For 91 days, she drew portraits of Baldwin from memory, culminating in a traveling exhibition, co-curated with fellow Detroit artists Ashara Ekundayo and Omo Misha, titled Frontline Prophet: James Baldwin. The Wright Museum of African American History hosted a grand opening in Detroit on August 02, 2024, Baldwin’s 100th birthday. Nelson sought to create pieces that felt like Baldwin’s spirit instead of hyperrealistic paintings or drawings. Some images showcase his exuberant smile, while some linger on his melancholic gaze. Augmented reality, supplied by Black TerminusAR, allows visitors to hear his voice and read his texts. Since schools across the country continue to ban his novels, exhibits like this prevent the erasure of radical figures like Baldwin.

“When people say, Why are you obsessed with him?, I’m like, It’s not an obsession. It is me just baptizing myself in his image and all the ways that I felt like he was, through all of his layers, his depression, his happiness, his joy, his grace, his gratitude, his grief, and also his short life at 63 years, and wanting people to know who he was,” Nelson tells GQ from her office in Detroit.

Ekundayo based the exhibit’s name on a Cornel West quote. “A leader is somebody who has to jump in the middle of the fray and be prudential, we hope, rather than opportunistic,” West wrote in his 2014 book Black Prophetic Fire, “But a prophetic person tells the truth, exposes lies, bears witness and then, usually, is pushed to the margins or shot dead.” In undergrad, I was shocked to learn that Baldwin was not well-regarded among various intellectual, literary, and activist circles, not to mention the public, when he was alive. He was either too Black, too gay, too poor, or too outspoken for many in the 60s, 70s, and 80s.

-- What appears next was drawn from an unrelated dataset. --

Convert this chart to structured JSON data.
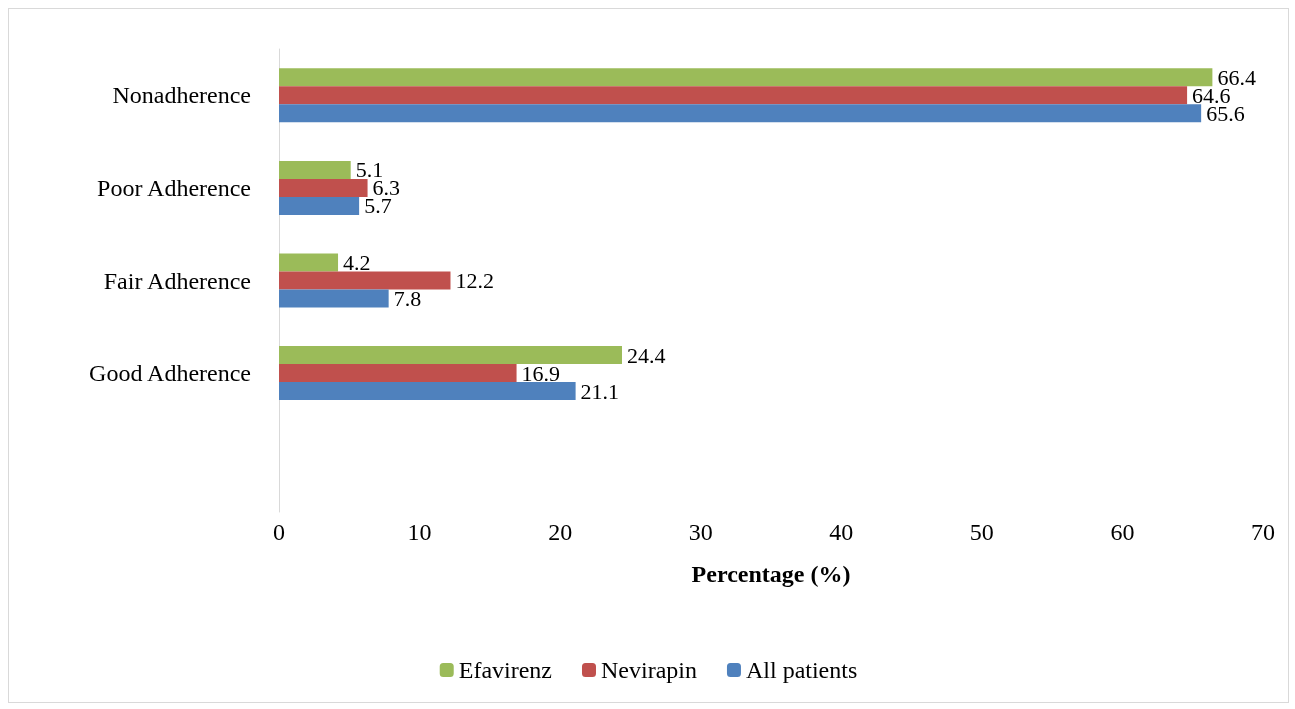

His popularity has skyrocketed in recent years. During the past decade, in moments of sociopolitical upheaval, it’s become commonplace to circulate videos of Baldwin and quotes from his essays. This was especially true during the summer of 2020 when there was a global call to action against anti-blackness and police brutality. Recently, his critiques of white supremacy and Western hegemony have provided wisdom for those protesting against the genocide in Palestine.